No Tio Sam, reputado boteco leblonino, especulou-se que ele é vaidoso e agora não quer dar o braço a torcer, vindo a público reconhecer erros e ainda ter ímpeto para conclamar apoio. Não sei se é isso, nem sei se ele é realmente vaidoso, não sei o que se passa no coração dele. Mas burro sabemos que ele não é. Estará, portanto, sendo vítima de algum tipo de insensibilidade, um embotamento, um possível traço de personalidade que o impede de agir como a situação claramente pede.
Fugir do povo e dos problemas ele não pode. Pode, sim, confiar no povo e, como eu disse, abrir o peito com ele, liderá-lo mesmo, enfim. Ainda existe muita reserva de espírito de luta entre nós. E espírito público, sim, por quê não?

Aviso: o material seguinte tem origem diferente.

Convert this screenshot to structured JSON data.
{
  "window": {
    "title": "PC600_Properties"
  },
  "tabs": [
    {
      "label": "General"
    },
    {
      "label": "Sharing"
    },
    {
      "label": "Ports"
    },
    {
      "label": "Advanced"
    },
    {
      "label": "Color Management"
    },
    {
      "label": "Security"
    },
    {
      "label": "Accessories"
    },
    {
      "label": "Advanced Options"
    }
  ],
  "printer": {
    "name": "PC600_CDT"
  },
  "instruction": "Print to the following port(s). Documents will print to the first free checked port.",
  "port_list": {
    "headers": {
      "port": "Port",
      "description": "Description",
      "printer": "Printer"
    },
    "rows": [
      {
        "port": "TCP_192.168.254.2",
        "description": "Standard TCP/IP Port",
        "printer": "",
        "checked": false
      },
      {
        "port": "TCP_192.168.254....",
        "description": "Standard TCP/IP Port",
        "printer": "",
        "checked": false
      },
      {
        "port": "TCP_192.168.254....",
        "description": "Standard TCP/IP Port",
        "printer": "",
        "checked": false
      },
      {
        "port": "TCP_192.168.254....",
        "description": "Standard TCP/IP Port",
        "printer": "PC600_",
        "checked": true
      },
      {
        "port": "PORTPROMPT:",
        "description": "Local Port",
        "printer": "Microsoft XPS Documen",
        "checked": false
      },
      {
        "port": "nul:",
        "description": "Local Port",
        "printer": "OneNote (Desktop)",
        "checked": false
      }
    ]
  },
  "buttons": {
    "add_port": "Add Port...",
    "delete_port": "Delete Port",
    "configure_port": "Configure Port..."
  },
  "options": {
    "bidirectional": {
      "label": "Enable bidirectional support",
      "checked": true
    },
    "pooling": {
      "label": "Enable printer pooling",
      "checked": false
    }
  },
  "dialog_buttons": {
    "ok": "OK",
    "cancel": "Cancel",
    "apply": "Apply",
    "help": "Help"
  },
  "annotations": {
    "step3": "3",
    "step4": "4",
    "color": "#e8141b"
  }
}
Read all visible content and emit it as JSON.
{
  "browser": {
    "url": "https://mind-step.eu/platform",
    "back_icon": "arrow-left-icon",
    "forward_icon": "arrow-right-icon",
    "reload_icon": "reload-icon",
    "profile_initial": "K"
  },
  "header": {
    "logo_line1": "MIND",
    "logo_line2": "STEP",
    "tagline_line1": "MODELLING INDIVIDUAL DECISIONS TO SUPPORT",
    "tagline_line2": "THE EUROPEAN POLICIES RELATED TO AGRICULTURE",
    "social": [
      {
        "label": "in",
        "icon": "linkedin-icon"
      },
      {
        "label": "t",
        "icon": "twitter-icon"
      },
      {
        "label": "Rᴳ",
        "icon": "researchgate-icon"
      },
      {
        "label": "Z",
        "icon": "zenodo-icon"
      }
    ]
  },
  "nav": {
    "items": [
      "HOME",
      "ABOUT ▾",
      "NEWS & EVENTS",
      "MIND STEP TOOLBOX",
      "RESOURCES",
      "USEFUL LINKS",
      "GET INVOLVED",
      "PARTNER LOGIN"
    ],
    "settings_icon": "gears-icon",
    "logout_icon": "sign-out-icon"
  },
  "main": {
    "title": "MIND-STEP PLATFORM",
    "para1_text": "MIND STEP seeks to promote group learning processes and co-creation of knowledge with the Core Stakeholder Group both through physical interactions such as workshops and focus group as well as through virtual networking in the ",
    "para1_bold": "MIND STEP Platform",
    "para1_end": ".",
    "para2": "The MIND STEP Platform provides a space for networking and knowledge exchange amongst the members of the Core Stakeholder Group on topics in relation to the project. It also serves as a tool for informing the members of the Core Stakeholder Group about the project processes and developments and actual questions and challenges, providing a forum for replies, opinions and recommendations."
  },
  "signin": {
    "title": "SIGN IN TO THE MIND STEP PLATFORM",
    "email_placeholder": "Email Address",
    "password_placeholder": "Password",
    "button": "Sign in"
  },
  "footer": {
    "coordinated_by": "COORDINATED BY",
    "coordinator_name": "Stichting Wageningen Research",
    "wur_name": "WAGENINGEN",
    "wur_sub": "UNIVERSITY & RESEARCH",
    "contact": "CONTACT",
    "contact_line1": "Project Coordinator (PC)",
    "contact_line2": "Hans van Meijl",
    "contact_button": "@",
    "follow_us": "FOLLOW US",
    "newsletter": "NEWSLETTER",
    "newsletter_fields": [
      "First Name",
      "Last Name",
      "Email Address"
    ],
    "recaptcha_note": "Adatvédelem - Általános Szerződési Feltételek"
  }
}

Outras circunstâncias contribuem para a zonzeira. Estive pensando, por exemplo, no caso das privatizações. Pedido sincero: corrijam-me, se estou errado, espero estar. Li, e muitos de vocês também devem ter lido, que, depois da maxidesvalorização do real (ou maxivalorização do dólar, faz uma importantíssima diferença) donos de empresas privatizadas vão antecipar os pagamentos ainda a dever. Ou seja, as empresas privatizadas ficaram bem mais baratas agora. Por quê? Porque foram vendidas em reais. Agora, me digam honestamente, lembrem aí, vocês não tinham a nítida impressão de que essas empresas foram vendidas em dólar? Pode ser que nunca tenham dito à gente isso com todas as letras, mas todo mundo entendia que os pagamentos seriam em dólar. Não eram, pelo visto. Eis-nos garfados, mais uma vez.
Desmintam-me, por favor, isso não pode estar correto.
Os dois últimos anos do primeiro mandato dele foram dedicados a assegurar o segundo mandato. Foram ou não foram? Foram, sim. O começo do primeiro chegou a parecer esfaimado pelas reformas e pela ânsia de mudar o País. Todo mundo se recorda, eram as reformas para lá, as reformas para cá. Subitamente, as reformas foram negligenciadas e, com o real atamancado (sabiam eles que precariamente, julgávamos nós que firmemente, diziam eles que perenemente), cuidou-se de todo o fisiologismo necessário para assegurar a reeleição, ganhou-se a dita esplendorosamente. Aí o real despencou e tudo de repente parece tingido de cinza. Que realmente se conquistou, que passos demos? Talvez tenhamos dado alguns, ou muitos, que não percebemos. Então nos contem, nos contem!
Bem, nem tudo, afinal, é perplexidade ou desesperança. A nossa cabeça econômica já é americana há muito tempo, toda formada lá. Estive, bem ou mal, raciocinando e vou aderir à crescente tendência de opinião que nos manda pedir de vez a integração completa aos Estados Unidos. O homem de Soros já está aí no Banco Central, para entrar na harmonia dos irmãos culturais que o cercarão. A língua já é a mesma, a música, os filmes e assim por diante. Enfim, já somos mandados mesmo, soberania é uma noção arcaica, então pelo menos vamos ser mandados decentemente, dispensando intermediários. Cumpramos o sonho que nos acalenta de berço e sejamos americanos. Estou falando sério, basta manter o espírito aberto. O único problema é eles aceitarem, mas talvez a gente consiga dar um jeitinho.
Esta crônica foi publicada pelo jornal O Estado de S. Paulo em 07/02/1999.